Une vingtaine de députés de l’opposition ont annoncé, ce lundi, avoir saisi le Conseil constitutionnel d’un recours en annulation. Cette démarche vise la décision du bureau de l’Assemblée nationale de réintégrer Ousmane Sonko au sein de l’hémicycle, selon un communiqué transmis à l’Agence de Presse Sénégalaise (APS).
Une « incompatibilité » constitutionnelle dénoncée
Le recours, porté par dix-neuf députés du groupe parlementaire Takku Wallu et des non-inscrits, demande à la haute juridiction de déclarer contraire à la Constitution la décision du Bureau de l’Assemblée nationale, datée du 24 mai 2026.
Les requérants soutiennent que M. Sonko, nommé Premier ministre puis élu député en 2024, se trouvait dès son élection dans une situation d’incompatibilité flagrante, conformément à l’article 54 de la Constitution.
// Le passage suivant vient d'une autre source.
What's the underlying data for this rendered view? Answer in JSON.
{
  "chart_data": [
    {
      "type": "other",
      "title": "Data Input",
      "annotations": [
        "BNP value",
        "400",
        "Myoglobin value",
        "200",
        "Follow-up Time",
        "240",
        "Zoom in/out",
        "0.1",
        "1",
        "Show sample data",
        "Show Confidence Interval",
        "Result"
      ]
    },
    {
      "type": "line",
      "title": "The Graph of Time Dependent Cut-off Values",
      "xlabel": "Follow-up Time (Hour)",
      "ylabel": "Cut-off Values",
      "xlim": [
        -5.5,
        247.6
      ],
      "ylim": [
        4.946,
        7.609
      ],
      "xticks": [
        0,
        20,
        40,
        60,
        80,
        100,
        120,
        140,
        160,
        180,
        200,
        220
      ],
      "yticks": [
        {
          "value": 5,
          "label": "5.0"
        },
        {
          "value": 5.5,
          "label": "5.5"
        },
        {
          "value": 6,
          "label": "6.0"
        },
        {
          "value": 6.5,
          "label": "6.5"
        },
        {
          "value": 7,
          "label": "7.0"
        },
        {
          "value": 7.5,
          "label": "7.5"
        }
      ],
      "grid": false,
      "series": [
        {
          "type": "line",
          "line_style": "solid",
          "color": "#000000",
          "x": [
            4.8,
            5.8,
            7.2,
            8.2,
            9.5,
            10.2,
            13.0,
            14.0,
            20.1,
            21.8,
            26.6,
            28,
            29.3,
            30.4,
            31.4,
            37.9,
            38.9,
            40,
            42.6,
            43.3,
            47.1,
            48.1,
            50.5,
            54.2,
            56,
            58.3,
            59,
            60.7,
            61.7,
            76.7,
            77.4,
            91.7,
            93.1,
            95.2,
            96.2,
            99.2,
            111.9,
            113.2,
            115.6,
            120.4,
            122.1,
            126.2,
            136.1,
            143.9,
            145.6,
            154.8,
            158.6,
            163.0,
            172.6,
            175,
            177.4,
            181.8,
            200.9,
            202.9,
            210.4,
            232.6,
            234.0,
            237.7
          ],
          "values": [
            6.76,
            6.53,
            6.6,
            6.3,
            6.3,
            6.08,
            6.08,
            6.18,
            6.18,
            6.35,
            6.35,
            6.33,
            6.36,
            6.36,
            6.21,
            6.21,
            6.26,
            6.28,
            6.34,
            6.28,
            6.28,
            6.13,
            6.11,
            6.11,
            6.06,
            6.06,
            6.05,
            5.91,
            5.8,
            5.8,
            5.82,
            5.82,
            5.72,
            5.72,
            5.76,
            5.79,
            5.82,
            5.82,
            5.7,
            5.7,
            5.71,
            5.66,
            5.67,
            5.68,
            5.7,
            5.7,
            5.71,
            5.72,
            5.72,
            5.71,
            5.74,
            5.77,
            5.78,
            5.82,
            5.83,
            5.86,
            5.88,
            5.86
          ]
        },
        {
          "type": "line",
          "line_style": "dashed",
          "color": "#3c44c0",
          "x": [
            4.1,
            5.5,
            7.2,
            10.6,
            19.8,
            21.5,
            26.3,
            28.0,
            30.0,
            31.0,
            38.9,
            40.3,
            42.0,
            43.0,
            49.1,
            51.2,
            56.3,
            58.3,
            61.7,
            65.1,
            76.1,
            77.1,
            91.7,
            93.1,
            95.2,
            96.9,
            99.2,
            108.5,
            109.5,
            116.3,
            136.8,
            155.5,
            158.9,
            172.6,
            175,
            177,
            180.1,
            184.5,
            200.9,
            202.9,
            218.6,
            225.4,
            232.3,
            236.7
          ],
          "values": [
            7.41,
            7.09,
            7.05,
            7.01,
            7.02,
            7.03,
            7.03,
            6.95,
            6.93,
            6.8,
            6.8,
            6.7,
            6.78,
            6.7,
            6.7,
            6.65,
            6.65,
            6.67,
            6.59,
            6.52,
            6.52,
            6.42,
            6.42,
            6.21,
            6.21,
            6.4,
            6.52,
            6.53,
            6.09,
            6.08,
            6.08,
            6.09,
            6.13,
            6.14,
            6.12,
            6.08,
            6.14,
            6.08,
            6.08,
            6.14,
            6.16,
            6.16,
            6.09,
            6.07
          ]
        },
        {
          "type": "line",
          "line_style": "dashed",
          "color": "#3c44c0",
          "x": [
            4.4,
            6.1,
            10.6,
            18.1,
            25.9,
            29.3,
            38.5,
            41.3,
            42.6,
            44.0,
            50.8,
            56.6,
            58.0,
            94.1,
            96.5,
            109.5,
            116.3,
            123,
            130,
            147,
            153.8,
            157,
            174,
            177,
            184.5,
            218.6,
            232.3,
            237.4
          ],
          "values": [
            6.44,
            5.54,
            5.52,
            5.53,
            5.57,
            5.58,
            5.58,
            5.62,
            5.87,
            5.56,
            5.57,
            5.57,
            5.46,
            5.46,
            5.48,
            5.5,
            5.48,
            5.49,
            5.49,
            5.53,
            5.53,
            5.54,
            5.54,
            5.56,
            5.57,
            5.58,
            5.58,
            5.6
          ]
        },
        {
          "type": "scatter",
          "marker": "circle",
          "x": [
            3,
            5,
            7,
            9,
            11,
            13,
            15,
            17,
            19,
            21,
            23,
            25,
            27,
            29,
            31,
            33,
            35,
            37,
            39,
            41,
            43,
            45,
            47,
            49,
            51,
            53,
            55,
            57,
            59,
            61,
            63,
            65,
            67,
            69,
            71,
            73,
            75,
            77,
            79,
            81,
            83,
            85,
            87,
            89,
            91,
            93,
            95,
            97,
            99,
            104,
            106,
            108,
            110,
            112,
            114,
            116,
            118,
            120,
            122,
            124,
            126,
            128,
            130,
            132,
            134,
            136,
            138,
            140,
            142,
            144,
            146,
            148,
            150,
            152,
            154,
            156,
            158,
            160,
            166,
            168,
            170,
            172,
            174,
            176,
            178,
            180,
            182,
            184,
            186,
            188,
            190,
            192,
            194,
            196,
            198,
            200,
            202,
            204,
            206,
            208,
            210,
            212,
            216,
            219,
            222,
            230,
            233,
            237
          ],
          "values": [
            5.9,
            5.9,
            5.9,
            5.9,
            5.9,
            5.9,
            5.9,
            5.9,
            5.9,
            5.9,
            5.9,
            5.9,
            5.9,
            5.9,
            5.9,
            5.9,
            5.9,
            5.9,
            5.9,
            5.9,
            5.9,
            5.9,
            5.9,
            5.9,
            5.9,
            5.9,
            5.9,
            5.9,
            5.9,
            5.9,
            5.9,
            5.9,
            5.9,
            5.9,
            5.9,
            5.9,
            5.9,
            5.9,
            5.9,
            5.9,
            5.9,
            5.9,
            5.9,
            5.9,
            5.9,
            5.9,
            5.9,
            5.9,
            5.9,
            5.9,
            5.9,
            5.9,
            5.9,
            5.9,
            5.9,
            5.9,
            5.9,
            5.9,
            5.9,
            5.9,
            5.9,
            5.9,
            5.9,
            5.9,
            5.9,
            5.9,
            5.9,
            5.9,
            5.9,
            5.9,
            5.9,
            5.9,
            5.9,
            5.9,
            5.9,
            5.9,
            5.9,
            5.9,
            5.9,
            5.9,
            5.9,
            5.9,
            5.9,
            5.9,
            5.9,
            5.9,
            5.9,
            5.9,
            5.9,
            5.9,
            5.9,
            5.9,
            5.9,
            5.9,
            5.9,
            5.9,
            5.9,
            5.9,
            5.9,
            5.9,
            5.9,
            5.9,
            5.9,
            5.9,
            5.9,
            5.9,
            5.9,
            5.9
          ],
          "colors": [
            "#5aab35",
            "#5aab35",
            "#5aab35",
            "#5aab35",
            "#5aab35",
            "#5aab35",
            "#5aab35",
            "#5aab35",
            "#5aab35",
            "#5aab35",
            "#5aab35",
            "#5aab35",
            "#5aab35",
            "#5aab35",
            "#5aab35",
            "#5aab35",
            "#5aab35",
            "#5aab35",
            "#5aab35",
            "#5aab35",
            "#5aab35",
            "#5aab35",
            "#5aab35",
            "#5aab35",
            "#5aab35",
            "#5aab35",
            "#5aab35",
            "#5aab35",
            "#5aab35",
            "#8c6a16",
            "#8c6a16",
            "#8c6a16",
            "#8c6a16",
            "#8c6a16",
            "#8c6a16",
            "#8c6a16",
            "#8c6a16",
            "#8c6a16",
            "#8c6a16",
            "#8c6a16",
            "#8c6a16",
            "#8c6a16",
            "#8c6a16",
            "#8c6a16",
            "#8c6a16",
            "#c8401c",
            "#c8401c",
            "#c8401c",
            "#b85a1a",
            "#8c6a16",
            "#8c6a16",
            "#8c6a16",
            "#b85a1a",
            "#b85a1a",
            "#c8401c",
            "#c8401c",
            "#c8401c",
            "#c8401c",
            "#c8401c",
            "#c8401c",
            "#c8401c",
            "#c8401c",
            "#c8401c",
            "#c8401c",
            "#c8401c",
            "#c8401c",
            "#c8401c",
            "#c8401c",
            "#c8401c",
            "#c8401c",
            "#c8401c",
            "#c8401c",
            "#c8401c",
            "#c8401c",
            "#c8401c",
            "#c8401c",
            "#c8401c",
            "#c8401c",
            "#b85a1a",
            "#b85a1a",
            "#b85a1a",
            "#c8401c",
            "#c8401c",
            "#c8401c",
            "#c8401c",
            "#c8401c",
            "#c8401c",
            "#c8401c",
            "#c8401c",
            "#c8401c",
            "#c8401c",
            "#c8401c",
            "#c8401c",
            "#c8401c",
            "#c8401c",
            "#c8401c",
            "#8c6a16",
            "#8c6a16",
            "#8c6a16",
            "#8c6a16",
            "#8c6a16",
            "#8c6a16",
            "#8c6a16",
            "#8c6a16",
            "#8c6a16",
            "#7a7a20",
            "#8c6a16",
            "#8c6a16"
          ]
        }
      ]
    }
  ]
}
Selon eux, en choisissant de conserver ses fonctions au sein du gouvernement, il avait implicitement renoncé à son mandat de parlementaire.
Séparation des pouvoirs et « forfaiture »
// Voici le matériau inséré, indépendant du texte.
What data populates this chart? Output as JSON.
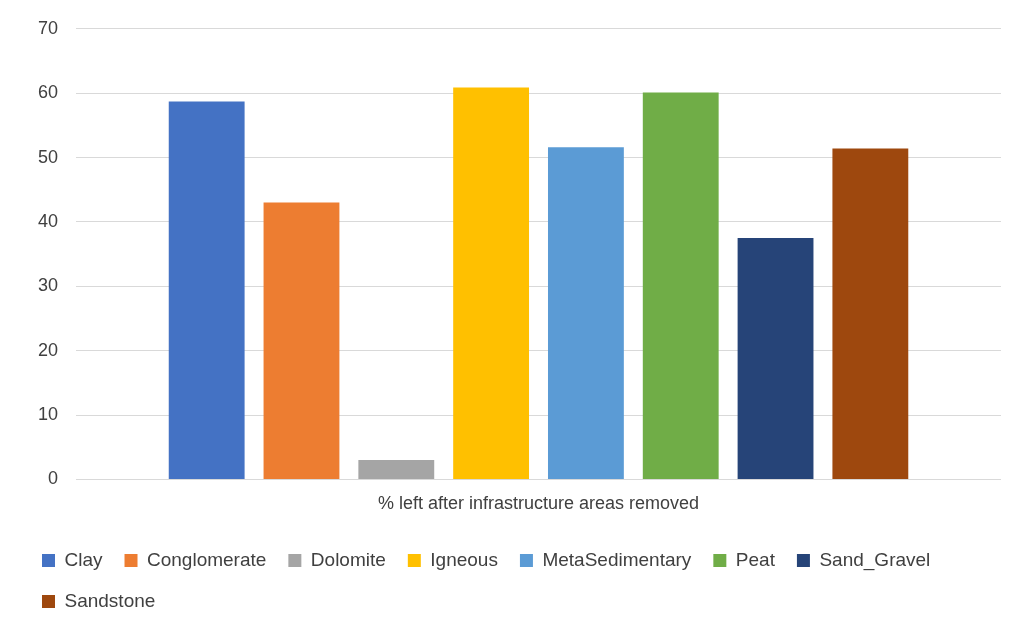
{
  "chart_data": {
    "type": "bar",
    "categories": [
      "% left after infrastructure areas removed"
    ],
    "series": [
      {
        "name": "Clay",
        "color": "#4472c4",
        "values": [
          58.7
        ]
      },
      {
        "name": "Conglomerate",
        "color": "#ed7d31",
        "values": [
          43.0
        ]
      },
      {
        "name": "Dolomite",
        "color": "#a5a5a5",
        "values": [
          3.0
        ]
      },
      {
        "name": "Igneous",
        "color": "#ffc000",
        "values": [
          60.9
        ]
      },
      {
        "name": "MetaSedimentary",
        "color": "#5b9bd5",
        "values": [
          51.6
        ]
      },
      {
        "name": "Peat",
        "color": "#70ad47",
        "values": [
          60.1
        ]
      },
      {
        "name": "Sand_Gravel",
        "color": "#264478",
        "values": [
          37.5
        ]
      },
      {
        "name": "Sandstone",
        "color": "#9e480e",
        "values": [
          51.4
        ]
      }
    ],
    "ylim": [
      0,
      70
    ],
    "yticks": [
      0,
      10,
      20,
      30,
      40,
      50,
      60,
      70
    ],
    "grid": "y",
    "legend": "bottom"
  }
}
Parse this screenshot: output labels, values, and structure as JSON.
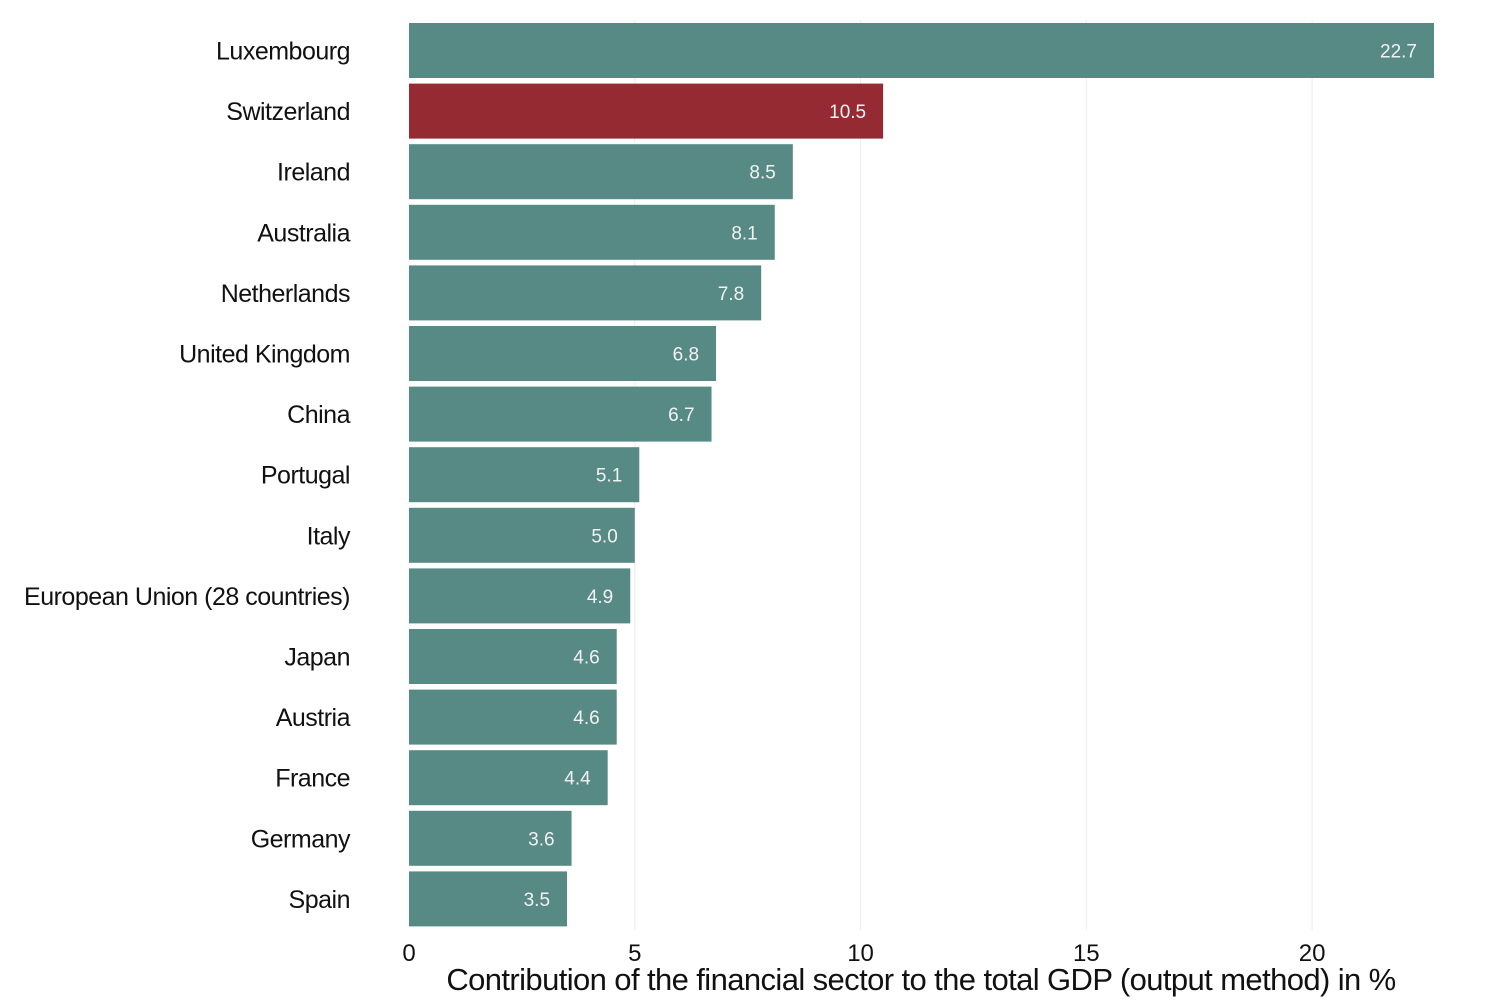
{
  "chart_data": {
    "type": "bar",
    "orientation": "horizontal",
    "categories": [
      "Luxembourg",
      "Switzerland",
      "Ireland",
      "Australia",
      "Netherlands",
      "United Kingdom",
      "China",
      "Portugal",
      "Italy",
      "European Union (28 countries)",
      "Japan",
      "Austria",
      "France",
      "Germany",
      "Spain"
    ],
    "values": [
      22.7,
      10.5,
      8.5,
      8.1,
      7.8,
      6.8,
      6.7,
      5.1,
      5.0,
      4.9,
      4.6,
      4.6,
      4.4,
      3.6,
      3.5
    ],
    "value_labels": [
      "22.7",
      "10.5",
      "8.5",
      "8.1",
      "7.8",
      "6.8",
      "6.7",
      "5.1",
      "5.0",
      "4.9",
      "4.6",
      "4.6",
      "4.4",
      "3.6",
      "3.5"
    ],
    "highlight": "Switzerland",
    "xlabel": "Contribution of the financial sector to the total GDP (output method) in %",
    "ylabel": "",
    "title": "",
    "xlim": [
      0,
      22.7
    ],
    "xticks": [
      0,
      5,
      10,
      15,
      20
    ],
    "xtick_labels": [
      "0",
      "5",
      "10",
      "15",
      "20"
    ],
    "grid": "vertical",
    "legend": "none",
    "colors": {
      "bar": "#578985",
      "highlight": "#962a32",
      "value_label": "#f2f2f2",
      "grid": "#ebebeb"
    }
  }
}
Pour l’opposition, la réintégration de l’ex-Premier ministre — suivie de son élection à la présidence de l’Assemblée nationale le 26 mai 2026 — constitue une « violation flagrante et manifeste de la Constitution et du principe de la séparation des pouvoirs ». Ils rappellent que seul le Conseil constitutionnel, en tant que régulateur des institutions, dispose du pouvoir de sanctionner un tel acte.
« Aucune majorité, si large soit-elle, n’est au-dessus de la loi fondamentale de la République », martèlent les signataires.
Les députés ont par ailleurs précisé avoir dû recourir à des sommations d’huissier pour obtenir les documents administratifs indispensables à leur saisine, notamment l’acte de réintégration et le procès-verbal de la séance plénière du 26 mai. Ils appellent désormais le Conseil constitutionnel à « mettre fin à cette forfaiture » pour préserver les institutions de la République.